The skylight is part of the new Case Western Reserve University Heath Education campus. The joint project with the Cleveland Clinic will eventually house the Case Western Reserve University's medical, dental and nursing schools, as well as the Cleveland Clinic's in-house medical school.

When it opens to the first classes of students in 2019 it will provide an estimated 8.5 football fields worth of space and enough concrete to build a sidewalk that's 75 miles long. The cost: almost $500 million.

"The idea is to create a 'mini campus' that gives each school its own identity, but fosters collaboration," says Chris Connell, one of the architects, who is with Foster & Partners.

Collaboration is the ultimate goal, those involved in the project say.
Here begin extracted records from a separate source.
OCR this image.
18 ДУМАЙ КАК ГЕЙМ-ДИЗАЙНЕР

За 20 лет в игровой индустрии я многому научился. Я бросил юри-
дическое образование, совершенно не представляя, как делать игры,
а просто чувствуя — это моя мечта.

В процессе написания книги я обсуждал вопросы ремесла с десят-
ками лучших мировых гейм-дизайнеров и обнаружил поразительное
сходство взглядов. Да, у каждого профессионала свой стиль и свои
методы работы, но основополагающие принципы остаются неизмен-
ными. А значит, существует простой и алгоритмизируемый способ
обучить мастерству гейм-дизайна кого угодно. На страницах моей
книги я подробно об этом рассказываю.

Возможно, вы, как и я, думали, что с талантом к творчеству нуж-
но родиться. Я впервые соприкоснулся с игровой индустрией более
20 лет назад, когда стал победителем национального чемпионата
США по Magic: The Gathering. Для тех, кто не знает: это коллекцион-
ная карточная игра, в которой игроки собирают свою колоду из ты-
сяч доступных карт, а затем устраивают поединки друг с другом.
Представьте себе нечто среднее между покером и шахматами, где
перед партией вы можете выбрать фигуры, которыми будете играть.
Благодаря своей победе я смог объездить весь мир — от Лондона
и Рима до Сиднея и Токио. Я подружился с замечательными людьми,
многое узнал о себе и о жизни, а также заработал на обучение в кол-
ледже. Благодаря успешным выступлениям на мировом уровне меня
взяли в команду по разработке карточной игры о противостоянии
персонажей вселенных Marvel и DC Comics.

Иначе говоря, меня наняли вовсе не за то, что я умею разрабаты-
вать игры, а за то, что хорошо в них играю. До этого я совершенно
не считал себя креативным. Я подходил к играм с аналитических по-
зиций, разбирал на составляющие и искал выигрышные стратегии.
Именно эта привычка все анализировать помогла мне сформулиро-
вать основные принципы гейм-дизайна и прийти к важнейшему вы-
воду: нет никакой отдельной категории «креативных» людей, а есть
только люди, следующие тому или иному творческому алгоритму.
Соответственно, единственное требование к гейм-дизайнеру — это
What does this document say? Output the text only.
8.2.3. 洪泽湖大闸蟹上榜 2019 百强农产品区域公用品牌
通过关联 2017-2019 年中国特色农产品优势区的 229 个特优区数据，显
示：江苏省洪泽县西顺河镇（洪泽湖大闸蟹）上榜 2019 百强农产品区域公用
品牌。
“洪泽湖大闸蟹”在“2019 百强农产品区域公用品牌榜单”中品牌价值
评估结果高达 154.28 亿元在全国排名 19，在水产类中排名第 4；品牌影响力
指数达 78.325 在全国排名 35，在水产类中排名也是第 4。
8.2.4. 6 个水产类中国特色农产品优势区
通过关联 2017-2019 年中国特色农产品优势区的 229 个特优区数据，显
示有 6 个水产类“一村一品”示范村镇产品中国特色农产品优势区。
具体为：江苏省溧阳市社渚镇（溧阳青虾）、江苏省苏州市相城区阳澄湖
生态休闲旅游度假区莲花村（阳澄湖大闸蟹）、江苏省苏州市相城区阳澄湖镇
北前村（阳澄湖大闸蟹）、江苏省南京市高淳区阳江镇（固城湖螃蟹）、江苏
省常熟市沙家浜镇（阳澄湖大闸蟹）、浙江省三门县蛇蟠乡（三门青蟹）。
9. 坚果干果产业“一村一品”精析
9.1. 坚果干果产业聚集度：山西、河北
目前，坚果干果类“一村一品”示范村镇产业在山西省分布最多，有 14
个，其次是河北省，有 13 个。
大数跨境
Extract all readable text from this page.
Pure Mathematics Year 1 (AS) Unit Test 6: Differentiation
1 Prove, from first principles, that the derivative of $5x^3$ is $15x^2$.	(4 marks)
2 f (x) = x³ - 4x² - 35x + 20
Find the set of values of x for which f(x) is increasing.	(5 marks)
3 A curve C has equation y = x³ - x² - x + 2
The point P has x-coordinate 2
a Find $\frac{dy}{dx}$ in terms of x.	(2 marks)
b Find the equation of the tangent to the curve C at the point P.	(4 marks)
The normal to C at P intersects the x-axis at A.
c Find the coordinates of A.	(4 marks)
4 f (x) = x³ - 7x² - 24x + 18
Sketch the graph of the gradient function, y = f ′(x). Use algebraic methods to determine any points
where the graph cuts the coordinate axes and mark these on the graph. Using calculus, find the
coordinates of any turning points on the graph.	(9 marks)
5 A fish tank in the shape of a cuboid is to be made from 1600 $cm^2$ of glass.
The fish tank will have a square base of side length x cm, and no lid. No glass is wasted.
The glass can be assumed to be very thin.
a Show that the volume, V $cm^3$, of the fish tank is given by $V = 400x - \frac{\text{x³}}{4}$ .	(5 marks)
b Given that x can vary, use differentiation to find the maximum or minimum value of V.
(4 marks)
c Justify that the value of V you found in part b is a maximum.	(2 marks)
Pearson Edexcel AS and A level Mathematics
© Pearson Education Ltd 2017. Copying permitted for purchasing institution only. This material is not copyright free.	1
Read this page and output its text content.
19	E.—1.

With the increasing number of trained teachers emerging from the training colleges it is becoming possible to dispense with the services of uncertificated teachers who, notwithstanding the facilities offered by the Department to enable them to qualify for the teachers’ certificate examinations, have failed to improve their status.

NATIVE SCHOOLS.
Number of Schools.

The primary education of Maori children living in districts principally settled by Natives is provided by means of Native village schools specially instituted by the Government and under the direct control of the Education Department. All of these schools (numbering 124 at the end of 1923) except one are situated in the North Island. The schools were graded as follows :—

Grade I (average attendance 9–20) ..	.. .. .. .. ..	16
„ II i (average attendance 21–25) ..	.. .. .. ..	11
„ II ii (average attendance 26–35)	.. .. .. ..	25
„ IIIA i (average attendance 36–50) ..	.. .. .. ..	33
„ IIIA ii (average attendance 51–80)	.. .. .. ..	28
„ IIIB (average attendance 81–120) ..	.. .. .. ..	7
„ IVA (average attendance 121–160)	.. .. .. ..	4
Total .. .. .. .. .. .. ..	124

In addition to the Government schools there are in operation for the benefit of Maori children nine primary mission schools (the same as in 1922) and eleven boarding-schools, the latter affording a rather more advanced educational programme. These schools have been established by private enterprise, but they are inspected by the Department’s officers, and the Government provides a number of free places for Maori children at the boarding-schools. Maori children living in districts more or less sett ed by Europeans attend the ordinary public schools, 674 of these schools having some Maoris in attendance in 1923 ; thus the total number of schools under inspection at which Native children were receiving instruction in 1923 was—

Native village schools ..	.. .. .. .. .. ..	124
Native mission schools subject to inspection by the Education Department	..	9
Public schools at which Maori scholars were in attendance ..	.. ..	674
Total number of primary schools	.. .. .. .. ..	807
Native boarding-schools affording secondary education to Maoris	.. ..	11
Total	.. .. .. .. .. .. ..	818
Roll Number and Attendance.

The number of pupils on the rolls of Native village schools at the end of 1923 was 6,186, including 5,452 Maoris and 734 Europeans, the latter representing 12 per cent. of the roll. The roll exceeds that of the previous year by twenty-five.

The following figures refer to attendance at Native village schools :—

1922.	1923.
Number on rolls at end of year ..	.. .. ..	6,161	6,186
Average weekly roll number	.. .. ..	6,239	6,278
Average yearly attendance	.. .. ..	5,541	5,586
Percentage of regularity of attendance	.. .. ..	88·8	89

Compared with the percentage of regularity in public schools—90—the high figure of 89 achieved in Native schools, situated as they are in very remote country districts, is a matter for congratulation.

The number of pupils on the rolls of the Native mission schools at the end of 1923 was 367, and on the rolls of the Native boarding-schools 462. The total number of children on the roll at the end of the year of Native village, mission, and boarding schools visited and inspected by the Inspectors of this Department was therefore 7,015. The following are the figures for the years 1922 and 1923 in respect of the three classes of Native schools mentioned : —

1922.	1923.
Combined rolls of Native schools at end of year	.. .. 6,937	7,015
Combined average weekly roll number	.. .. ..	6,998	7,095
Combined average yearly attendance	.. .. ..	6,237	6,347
Health care in the 21st century is increasingly being provided by teams, yet most health care professionals don't encounter their "teammates" until they are well along in their training.

"Health care is no longer a gladiatorial sport, where you had the one health care provider you know, mano a mano, one on one battling a disease," says Dr. James Young, a cardiologist who heads the Cleveland Clinic Lerner College of Medicine.

"I'm involved with heart transplantation and mechanical devices for the heart," he says. "Boy, you can't do it by yourself!"

The new building, however, is less the beginning and more the culmination of a long-running effort at Case to train different types of health professionals together.